The core financing totals $830 million, including $520 million from development lenders — IDB Invest, IFC, FinDev Canada, AIIB and BNDES — and $310 million from commercial banks through Acelen Offshore. The broader package also includes a local debenture issuance of up to R$422.6 million, letters of credit of up to $100 million and a liquidity support line of up to $150 million, bringing the total to about $1.15 billion.
Bahia SAF Push
The project will be built in São Francisco do Conde, within the industrial complex linked to the Mataripe Refinery, the former RLAM refinery previously owned by Petrobras. It will have capacity to process 20,000 barrels per day of vegetable oils and animal fats into sustainable aviation fuel, known as SAF, and renewable diesel.

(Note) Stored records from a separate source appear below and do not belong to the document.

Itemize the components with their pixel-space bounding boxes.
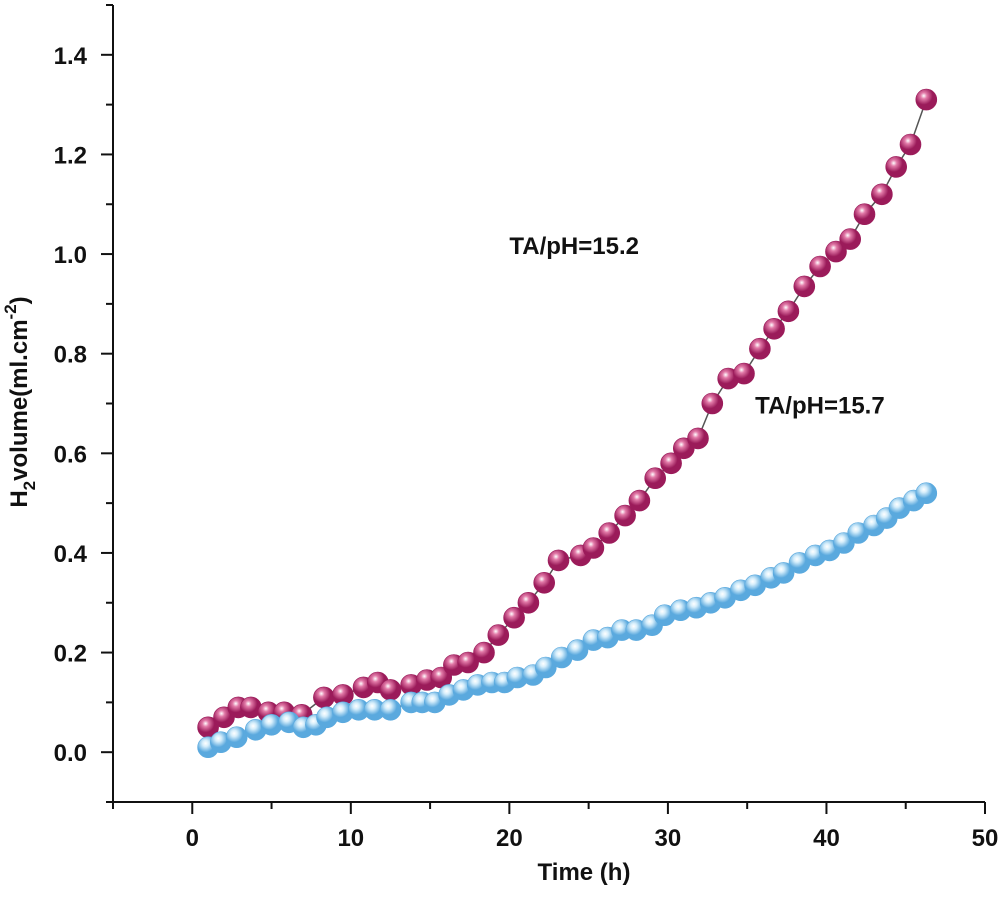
data-point bbox=[566, 639, 589, 661]
data-point bbox=[809, 255, 831, 278]
series-annotation: TA/pH=15.7 bbox=[755, 392, 885, 419]
data-point bbox=[839, 228, 862, 250]
data-point bbox=[687, 427, 709, 450]
series-1 bbox=[197, 88, 938, 739]
data-point bbox=[379, 679, 402, 701]
data-point bbox=[614, 504, 636, 527]
data-point bbox=[701, 392, 724, 415]
data-point bbox=[899, 133, 922, 156]
x-tick-label: 0 bbox=[186, 825, 199, 852]
data-point bbox=[853, 203, 876, 225]
data-point bbox=[777, 300, 800, 323]
data-point bbox=[379, 698, 402, 721]
y-tick-label: 0.4 bbox=[54, 541, 88, 568]
series-group bbox=[197, 88, 938, 759]
annotations: TA/pH=15.2 TA/pH=15.7 bbox=[509, 233, 884, 419]
axis-titles: Time (h) H2volume(ml.cm-2) bbox=[1, 296, 630, 886]
x-axis-title: Time (h) bbox=[538, 859, 631, 886]
data-point bbox=[457, 651, 479, 674]
data-point bbox=[313, 686, 335, 709]
data-point bbox=[598, 522, 621, 544]
data-point bbox=[915, 88, 938, 111]
data-point bbox=[503, 606, 525, 629]
series-line bbox=[207, 492, 927, 748]
x-tick-label: 30 bbox=[655, 825, 682, 852]
y-axis-title-suffix: ) bbox=[6, 296, 33, 304]
x-tick-label: 50 bbox=[972, 825, 999, 852]
data-point bbox=[582, 537, 605, 559]
y-tick-label: 1.4 bbox=[54, 43, 88, 70]
data-point bbox=[534, 656, 557, 679]
y-tick-label: 1.0 bbox=[54, 242, 87, 269]
data-point bbox=[772, 562, 795, 584]
y-axis-title: H2volume(ml.cm-2) bbox=[1, 296, 39, 507]
data-point bbox=[871, 183, 893, 206]
y-tick-label: 0.8 bbox=[54, 342, 87, 369]
data-point bbox=[628, 489, 651, 512]
data-point bbox=[763, 317, 785, 340]
data-point bbox=[225, 726, 248, 749]
data-point bbox=[749, 337, 771, 360]
x-tick-label: 20 bbox=[496, 825, 523, 852]
data-point bbox=[733, 362, 755, 385]
x-tick-label: 10 bbox=[337, 825, 364, 852]
data-point bbox=[547, 549, 570, 572]
y-tick-label: 0.2 bbox=[54, 641, 87, 668]
x-tick-label: 40 bbox=[813, 825, 840, 852]
data-point bbox=[487, 624, 510, 646]
y-tick-label: 0.0 bbox=[54, 740, 87, 767]
axes: 0 10 20 30 40 50 0.0 0.2 0.4 0.6 0.8 1.0 1.2 1.4 bbox=[54, 4, 999, 852]
y-axis-title-prefix: H bbox=[6, 490, 33, 507]
y-axis-title-middle: volume(ml.cm bbox=[6, 319, 33, 480]
y-axis-title-subscript: 2 bbox=[20, 481, 39, 490]
data-point bbox=[825, 240, 847, 263]
series-annotation: TA/pH=15.2 bbox=[509, 233, 639, 260]
y-tick-label: 0.6 bbox=[54, 441, 87, 468]
data-point bbox=[644, 467, 667, 490]
data-point bbox=[915, 482, 938, 505]
data-point bbox=[533, 571, 556, 594]
series-2 bbox=[197, 482, 938, 759]
y-axis-title-superscript: -2 bbox=[1, 304, 20, 319]
y-tick-label: 1.2 bbox=[54, 142, 87, 169]
data-point bbox=[660, 452, 682, 475]
data-point bbox=[885, 156, 908, 178]
data-point bbox=[473, 641, 495, 664]
data-point bbox=[517, 591, 540, 614]
data-point bbox=[793, 275, 816, 298]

The deed for Acelen Industrial’s debenture issuance, dated May 13, 2026, says proceeds will be used for the development, construction, implementation, commissioning, operation and maintenance of the biorefinery and related facilities.
The local issuance was structured in 13 series, with real collateral, a 57-month term and remuneration equivalent to 100% of Brazil’s DI interbank rate plus a 1.92% annual spread. The transaction has the hallmarks of a project-finance structure: long-term debt, robust guarantees, linked accounts, project contracts, hedging instruments and creditor protections.
Mataripe as Platform
The deal deepens Acelen’s effort to turn Mataripe into a broader energy and transition platform. Acelen is controlled by Mubadala Capital, and the refinery is described by the company as Brazil’s second-largest, with processing capacity above 300,000 barrels per day, 201 storage tanks, four terminals and about 679 kilometers of pipelines connecting the plant to port terminals.
That operating base helps explain lenders’ appetite. In 2025, the Mataripe Refinery reported EBITDA of R$2.7 billion, net income of R$719 million and net revenue of R$45.3 billion, reversing a R$1.9 billion loss in 2024. In dollar terms, EBITDA reached $504 million, up from $450 million a year earlier.
The company also ended 2025 with R$2 billion in consolidated cash and says it has invested about R$4 billion in modernizing the plant since 2021. Last year, average annual production reached 259,000 barrels per day, up 6% from 2024 and 25% above the level before the current management took over, according to the refinery’s management report.
The package shows that Brazil’s energy transition in refining is not just about environmental ambition. It requires industrial scale, long-term contracts, international creditors and heavy financial engineering. For Acelen, the project is a way to use Mataripe’s existing infrastructure to move beyond traditional refining and position the company at the center of Brazil’s emerging race for SAF and renewable diesel.